Sevgili okurlarım, dünkü yazımda sizlere 1920
yılında açılan İstiklal Marşı yarışmasına katılan
724 şiir arasından “Finale kalan”
altı şiirden söz etmiş ve birini kullanmıştım.
Bu şiirleri bugün kolayca bulmanız mümkün değil.
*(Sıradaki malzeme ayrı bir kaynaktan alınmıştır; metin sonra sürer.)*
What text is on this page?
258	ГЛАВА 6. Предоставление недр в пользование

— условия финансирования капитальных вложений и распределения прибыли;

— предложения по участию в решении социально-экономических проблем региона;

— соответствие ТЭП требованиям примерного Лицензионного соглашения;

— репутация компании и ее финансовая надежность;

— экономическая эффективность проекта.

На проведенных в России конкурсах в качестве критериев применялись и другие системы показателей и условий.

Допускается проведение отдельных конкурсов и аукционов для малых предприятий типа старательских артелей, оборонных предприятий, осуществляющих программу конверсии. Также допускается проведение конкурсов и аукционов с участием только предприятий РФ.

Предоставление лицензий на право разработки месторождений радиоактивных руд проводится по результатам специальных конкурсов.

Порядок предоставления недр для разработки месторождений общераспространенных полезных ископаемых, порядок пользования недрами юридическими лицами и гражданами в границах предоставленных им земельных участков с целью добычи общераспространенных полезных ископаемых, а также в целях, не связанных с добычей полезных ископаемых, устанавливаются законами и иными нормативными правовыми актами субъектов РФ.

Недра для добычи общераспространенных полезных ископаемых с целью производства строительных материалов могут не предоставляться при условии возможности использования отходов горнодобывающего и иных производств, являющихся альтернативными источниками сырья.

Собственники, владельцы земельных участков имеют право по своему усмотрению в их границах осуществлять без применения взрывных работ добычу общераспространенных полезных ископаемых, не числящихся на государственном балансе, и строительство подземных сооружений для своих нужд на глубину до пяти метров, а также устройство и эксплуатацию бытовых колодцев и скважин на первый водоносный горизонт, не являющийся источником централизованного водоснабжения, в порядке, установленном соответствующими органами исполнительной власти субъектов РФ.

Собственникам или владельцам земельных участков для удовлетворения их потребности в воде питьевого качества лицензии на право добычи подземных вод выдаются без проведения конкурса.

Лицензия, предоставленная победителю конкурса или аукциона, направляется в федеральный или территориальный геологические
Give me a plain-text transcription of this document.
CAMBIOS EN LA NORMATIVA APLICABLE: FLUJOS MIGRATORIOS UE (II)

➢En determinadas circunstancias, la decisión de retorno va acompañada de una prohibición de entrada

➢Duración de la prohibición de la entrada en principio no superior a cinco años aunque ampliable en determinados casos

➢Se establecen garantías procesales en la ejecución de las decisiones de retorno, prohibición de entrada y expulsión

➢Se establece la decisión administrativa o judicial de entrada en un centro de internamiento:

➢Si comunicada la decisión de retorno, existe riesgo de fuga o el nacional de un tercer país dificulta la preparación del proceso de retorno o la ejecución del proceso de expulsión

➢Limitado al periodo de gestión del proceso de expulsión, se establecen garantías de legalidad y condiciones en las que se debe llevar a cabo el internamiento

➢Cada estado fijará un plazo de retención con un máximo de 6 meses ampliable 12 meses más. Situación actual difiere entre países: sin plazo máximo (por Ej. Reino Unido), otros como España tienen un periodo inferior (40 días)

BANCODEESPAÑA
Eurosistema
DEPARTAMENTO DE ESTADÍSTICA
O günlerden kalan
tarihi bir belge olarak açıklıyorum. (Dünkü yazımı okumadıysanız,
okumanızı öneriyorum.)
Bazılarında bol miktarda kullanılan Arapça-Farsça
sözcükler dikkatinizi çekecektir.
Çoğunun ise o günün koşullarında nasıl amatörce
yazılmış olduğunu göreceksiniz.
* * *
Hüseyin Suat Bey’in şiiri:
“Türk’ün evvelce büyük bir pederi/ Çekti sancağa hilal-i
seferi/ Kanımızla boyadık bahr-ü berri/ Böyle aldık bu güzel
ülkeleri / İleri, arş ileri, arş ileri/ Geri kalsın vatanın
kahpeleri.
Seni ihya için ey namı büyük/
Vatanım uğruna öldük, öldük/ Ne büyük kaldı bu yolda ne küçük/
Siper oldu sana dağlar gibi Türk. /Yürü, ey milletin efradı yürü/
Ak süt emmiş vatan evladı yürü.
Vatan evladını
kurban edeli/ Milletin hür yaşamaktır emeli/ Veremez kimseye bir
Çamlıbel’i/ Bağlanır mı acaba Türk’ün eli. /İleri, arş ileri,
arş ileri/ Çiğnenir çünkü kalan yolda geri.”